Theorem 7, Section 2.5 of Hungerford’s Abstract Algebra

Question

Theorem 5.7. (First Sylow Theorem) Let $G$ be a group of order $p^nm$, with $n\geq 1$, $p$ prime, and $(p,m)=1$. Then $G$ contains a subgroup of order $p^i$ for each $1\leq i\leq n$ and every subgroup of $G$ of order $p^i$ ($i\lt n$) is normal in some subgroup of order $p^{i+1}$.

Proof: Since $p\mid |G|$, $G$ contains an element $a$, and therefore, a subgroup $\langle a\rangle$ of order $p$ by Cauchy's Theorem. Proceeding by induction assume $H$ is a subgroup of $G$ of order $p^i(1\leq i\lt n)$. Then $p\mid [G:H]$ and by Lemma 5.5 and Corollary 5.6 $H$ is normal in $N_G(H)$, $H\neq N_G(H)$ and $1\lt |N_G(H)/H|= [N_G(H):H]\equiv [G:H]\equiv 0 \pmod p$. Hence $p\mid |N_G(H)/H|$ and $N_G(H)/H$ contains a subgroup of order $p$ as above. By Corollary 1.5.12 this group is of the form $H_1/H$ where $H_1$ is a subgroup of $N_G(H)$ containing $H$. Since $H$ is normal in $N_G(H)$, $H$ is necessarily normal in $H_1$. Finally $|H_1| = |H||H_1/H| = p^ip = p^{i+1}$.

Question: I don’t see where Author used $(p,m)=1$ hypothesis in the proof. At least it is not been used explicitly.

Answer 1

There are two important parts to Sylow's First Theorem:

1. If $p$ is a prime, $i\geq 1$, and $p^i$ divides $|G|$, then $G$ has a subgroup of order $p^i$.
2. If $H$ is a subgroup of order $p^i$, and $p^{i+1}$ divides $|G|$, then $H$ is contained in a subgroup of order $p^{i+1}$ (and is in fact normal in that subgroup).

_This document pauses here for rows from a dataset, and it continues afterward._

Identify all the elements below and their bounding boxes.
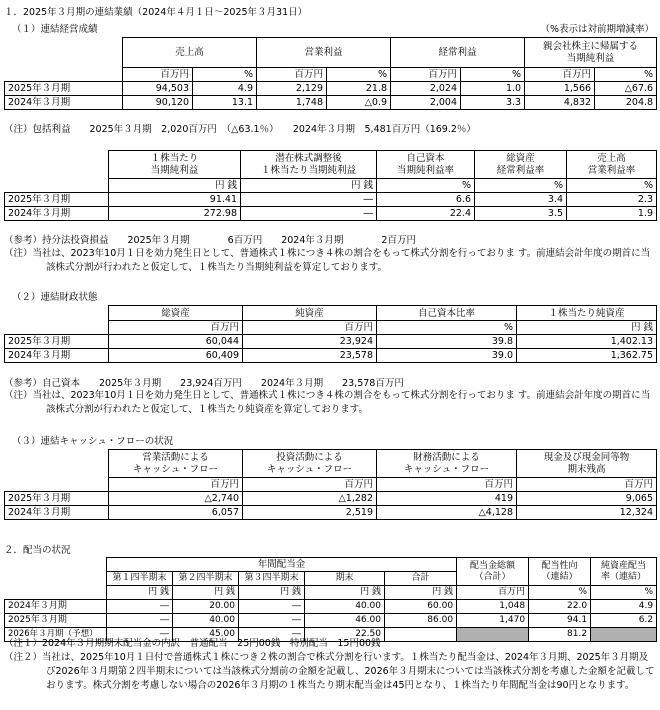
dividend-note-2: （注２）当社は、2025年10月１日付で普通株式１株につき２株の割合で株式分割を行います。１株当たり配当金は、2024年３月期、2025年３月期及び2026年３月期第２四半期末については当該株式分割前の金額を記載し、2026年３月期末については当該株式分割を考慮した金額を記載しております。株式分割を考慮しない場合の2026年３月期の１株当たり期末配当金は45円となり、１株当たり年間配当金は90円となります。 <box>4 652 655 691</box>
table-row <box>5 193 657 207</box>
table-row <box>5 82 657 96</box>
cell: 204.8 <box>595 96 657 110</box>
header-q3: 第３四半期末 <box>239 572 305 586</box>
table-row <box>5 349 657 363</box>
cell: ― <box>107 614 173 628</box>
cell: 2,519 <box>243 506 377 520</box>
annual-dividend-header: 年間配当金 <box>107 558 457 572</box>
header-roa: 総資産 経常利益率 <box>475 151 567 179</box>
cell: ― <box>107 600 173 614</box>
cell: 9,065 <box>517 492 657 506</box>
cell: 419 <box>377 492 517 506</box>
unit: % <box>377 179 475 193</box>
cell: 22.50 <box>305 628 385 642</box>
table-row <box>5 335 657 349</box>
cell: 3.3 <box>461 96 525 110</box>
cell: 45.00 <box>173 628 239 642</box>
cell: 86.00 <box>385 614 457 628</box>
financial-position-table <box>4 305 657 363</box>
cell: 1,748 <box>257 96 327 110</box>
cell: 3.4 <box>475 193 567 207</box>
unit: 円 銭 <box>517 321 657 335</box>
operating-results-title: （１）連結経営成績 <box>12 24 98 35</box>
header-q2: 第２四半期末 <box>173 572 239 586</box>
header-sales: 売上高 <box>123 38 257 68</box>
cell: △4,128 <box>377 506 517 520</box>
cell: ― <box>241 207 377 221</box>
cell: 2,129 <box>257 82 327 96</box>
header-net-assets: 純資産 <box>243 306 377 321</box>
header-year-end: 期末 <box>305 572 385 586</box>
comprehensive-income-note: （注）包括利益 2025年３月期 2,020百万円 （△63.1％） 2024年３月期 5,481百万円（169.2％） <box>4 124 476 135</box>
cell: 2.3 <box>567 193 657 207</box>
unit: 百万円 <box>243 321 377 335</box>
table-row <box>5 207 657 221</box>
table-row <box>5 506 657 520</box>
header-payout-ratio: 配当性向 （連結） <box>529 558 591 586</box>
cell: 4.9 <box>591 600 657 614</box>
cell: △1,282 <box>243 492 377 506</box>
stock-split-note-eps <box>4 247 656 275</box>
header-equity-ratio: 自己資本比率 <box>377 306 517 321</box>
cell: ― <box>239 614 305 628</box>
dividend-note-1: （注１）2024年３月期期末配当金の内訳 普通配当 25円00銭 特別配当 15円00銭 <box>4 638 381 649</box>
note-text: （注）当社は、2023年10月１日を効力発生日として、普通株式１株につき４株の割合をもって株式分割を行っておりま す。前連結会計年度の期首に当該株式分割が行われたと仮定して、１株当たり純資産を算定しております。 <box>4 390 651 415</box>
header-diluted-eps: 潜在株式調整後 １株当たり当期純利益 <box>241 151 377 179</box>
financial-position-title: （２）連結財政状態 <box>12 292 98 303</box>
table-row <box>5 614 657 628</box>
cell: 21.8 <box>327 82 391 96</box>
cell: 6.2 <box>591 614 657 628</box>
table-row <box>5 96 657 110</box>
unit: 円 銭 <box>239 586 305 600</box>
operating-results-table <box>4 37 657 110</box>
header-eps: １株当たり 当期純利益 <box>109 151 241 179</box>
cell: ― <box>107 628 173 642</box>
unit: 円 銭 <box>385 586 457 600</box>
unit: % <box>377 321 517 335</box>
unit: 百万円 <box>391 68 461 82</box>
cell: 60,409 <box>109 349 243 363</box>
header-operating-income: 営業利益 <box>257 38 391 68</box>
row-label: 2025年３月期 <box>5 335 109 349</box>
cell: 40.00 <box>305 600 385 614</box>
cell: 1,566 <box>525 82 595 96</box>
unit: % <box>327 68 391 82</box>
dividend-notes <box>4 637 656 693</box>
row-label: 2024年３月期 <box>5 600 107 614</box>
unit: % <box>461 68 525 82</box>
unit: % <box>475 179 567 193</box>
stock-split-note-bps <box>4 389 656 417</box>
note-text: （注）当社は、2023年10月１日を効力発生日として、普通株式１株につき４株の割合をもって株式分割を行っておりま す。前連結会計年度の期首に当該株式分割が行われたと仮定して、１株当たり当期純利益を算定しております。 <box>4 248 651 273</box>
cell: 39.0 <box>377 349 517 363</box>
cell: 91.41 <box>109 193 241 207</box>
cell: 94.1 <box>529 614 591 628</box>
unit: 百万円 <box>123 68 193 82</box>
cell: 46.00 <box>305 614 385 628</box>
dividends-title: ２．配当の状況 <box>4 545 71 556</box>
unit: 円 銭 <box>173 586 239 600</box>
cell: 6.6 <box>377 193 475 207</box>
cell: 1.9 <box>567 207 657 221</box>
cell: 1,362.75 <box>517 349 657 363</box>
cell: 81.2 <box>529 628 591 642</box>
cell: △2,740 <box>109 492 243 506</box>
row-label: 2025年３月期 <box>5 614 107 628</box>
unit: 百万円 <box>109 321 243 335</box>
own-capital-note: （参考）自己資本 2025年３月期 23,924百万円 2024年３月期 23,578百万円 <box>4 378 404 389</box>
cell: 2,004 <box>391 96 461 110</box>
cell: 39.8 <box>377 335 517 349</box>
cash-flow-title: （３）連結キャッシュ・フローの状況 <box>12 436 174 447</box>
table-row <box>5 600 657 614</box>
cell: 6,057 <box>109 506 243 520</box>
cell: 1,402.13 <box>517 335 657 349</box>
cell: △67.6 <box>595 82 657 96</box>
table-row <box>5 492 657 506</box>
unit: 百万円 <box>377 478 517 492</box>
header-total: 合計 <box>385 572 457 586</box>
header-bps: １株当たり純資産 <box>517 306 657 321</box>
cell: 40.00 <box>173 614 239 628</box>
unit: % <box>529 586 591 600</box>
cell: ― <box>241 193 377 207</box>
row-label: 2024年３月期 <box>5 349 109 363</box>
cell: 90,120 <box>123 96 193 110</box>
unit: 円 銭 <box>305 586 385 600</box>
row-label: 2025年３月期 <box>5 82 123 96</box>
unit: 百万円 <box>243 478 377 492</box>
percent-note: （%表示は対前期増減率） <box>540 24 654 35</box>
header-investing-cf: 投資活動による キャッシュ・フロー <box>243 450 377 478</box>
unit: 百万円 <box>525 68 595 82</box>
cell: 94,503 <box>123 82 193 96</box>
cell: 60,044 <box>109 335 243 349</box>
cell: 3.5 <box>475 207 567 221</box>
cell: 13.1 <box>193 96 257 110</box>
header-op-margin: 売上高 営業利益率 <box>567 151 657 179</box>
row-label: 2024年３月期 <box>5 96 123 110</box>
equity-method-note: （参考）持分法投資損益 2025年３月期 6百万円 2024年３月期 2百万円 <box>4 235 416 246</box>
header-financing-cf: 財務活動による キャッシュ・フロー <box>377 450 517 478</box>
row-label: 2024年３月期 <box>5 207 109 221</box>
unit: % <box>567 179 657 193</box>
cell: 23,578 <box>243 349 377 363</box>
cell: 1.0 <box>461 82 525 96</box>
unit: 百万円 <box>457 586 529 600</box>
cell: 20.00 <box>173 600 239 614</box>
row-label: 2026年３月期（予想） <box>5 628 107 642</box>
cell: 22.0 <box>529 600 591 614</box>
header-operating-cf: 営業活動による キャッシュ・フロー <box>109 450 243 478</box>
header-ordinary-income: 経常利益 <box>391 38 525 68</box>
unit: 円 銭 <box>107 586 173 600</box>
cell: 4,832 <box>525 96 595 110</box>
header-total-dividends: 配当金総額 （合計） <box>457 558 529 586</box>
header-doe: 純資産配当 率（連結） <box>591 558 657 586</box>
unit: % <box>595 68 657 82</box>
cell: 12,324 <box>517 506 657 520</box>
cell: ― <box>239 600 305 614</box>
cell: 2,024 <box>391 82 461 96</box>
cell: 23,924 <box>243 335 377 349</box>
header-net-income: 親会社株主に帰属する 当期純利益 <box>525 38 657 68</box>
cash-flow-table <box>4 449 657 520</box>
cell: ― <box>239 628 305 642</box>
cell: 1,470 <box>457 614 529 628</box>
row-label: 2025年３月期 <box>5 193 109 207</box>
unit: % <box>591 586 657 600</box>
unit: 百万円 <box>517 478 657 492</box>
cell: 272.98 <box>109 207 241 221</box>
cell: 22.4 <box>377 207 475 221</box>
unit: 円 銭 <box>241 179 377 193</box>
row-label: 2025年３月期 <box>5 492 109 506</box>
unit: 百万円 <box>257 68 327 82</box>
cell: 60.00 <box>385 600 457 614</box>
header-cash-balance: 現金及び現金同等物 期末残高 <box>517 450 657 478</box>
section1-title: １．2025年３月期の連結業績（2024年４月１日～2025年３月31日） <box>4 7 308 18</box>
header-roe: 自己資本 当期純利益率 <box>377 151 475 179</box>
row-label: 2024年３月期 <box>5 506 109 520</box>
per-share-table <box>4 150 657 221</box>
cell: △0.9 <box>327 96 391 110</box>
cell: 1,048 <box>457 600 529 614</box>
cell: 4.9 <box>193 82 257 96</box>
header-q1: 第１四半期末 <box>107 572 173 586</box>
header-total-assets: 総資産 <box>109 306 243 321</box>
unit: % <box>193 68 257 82</box>
unit: 円 銭 <box>109 179 241 193</box>
unit: 百万円 <box>109 478 243 492</box>
dividends-table <box>4 557 657 642</box>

The fact that $\gcd(p,m)=1$ is not used in establishing these results. It is used in "limiting" their reach. In a sense, item 1 can be read as saying

Let $G$ be a finite group, $p$ a prime, and $i\geq 1$. Then $G$ has a subgroup of order $p^i$ if and only if $p^i$ divides $|G|$.

It's just that the "only if" clause follows from Lagrange's Theorem, so the important part of Sylow's First Theorem in this item is the "if" clause.

Likewise, item $2$ is trading on the fact that $p^{i+1}$ must also divide $|G|$ (otherwise there is no subgroup of order $p^{i+1}$ at all, let alone one that contains $H$). You could likewise rephrase it as an "if and only if":

Let $G$ be a finite group, $p$ a prime, $i\geq 0$, and assume that $H$ is a subgroup of order $p^i$. Then $H$ is contained in a subgroup of order $p^{i+1}$ (and is normal in that subgroup) if and only if $p^{i+1}$ divides $|G|$.

The "only if" clause again holds by Lagrange's Theorem; the $i=0$ case holds by Cauchy's Theorem and that the trivial subgroup is always normal. So the meat of this result is the "if" clause, which requires $p^{i+1}$ to be a divisor of $|G|$.

So the fact that $p^n$ is the largest powers of $p$ that divides $p^nm$ is being used in the way the important part of the statement, the part that was not already known through Lagrange's Theorem, is made: restricting $i$ to $i\leq n$ in the first part, and to $i\lt n$ in the second part.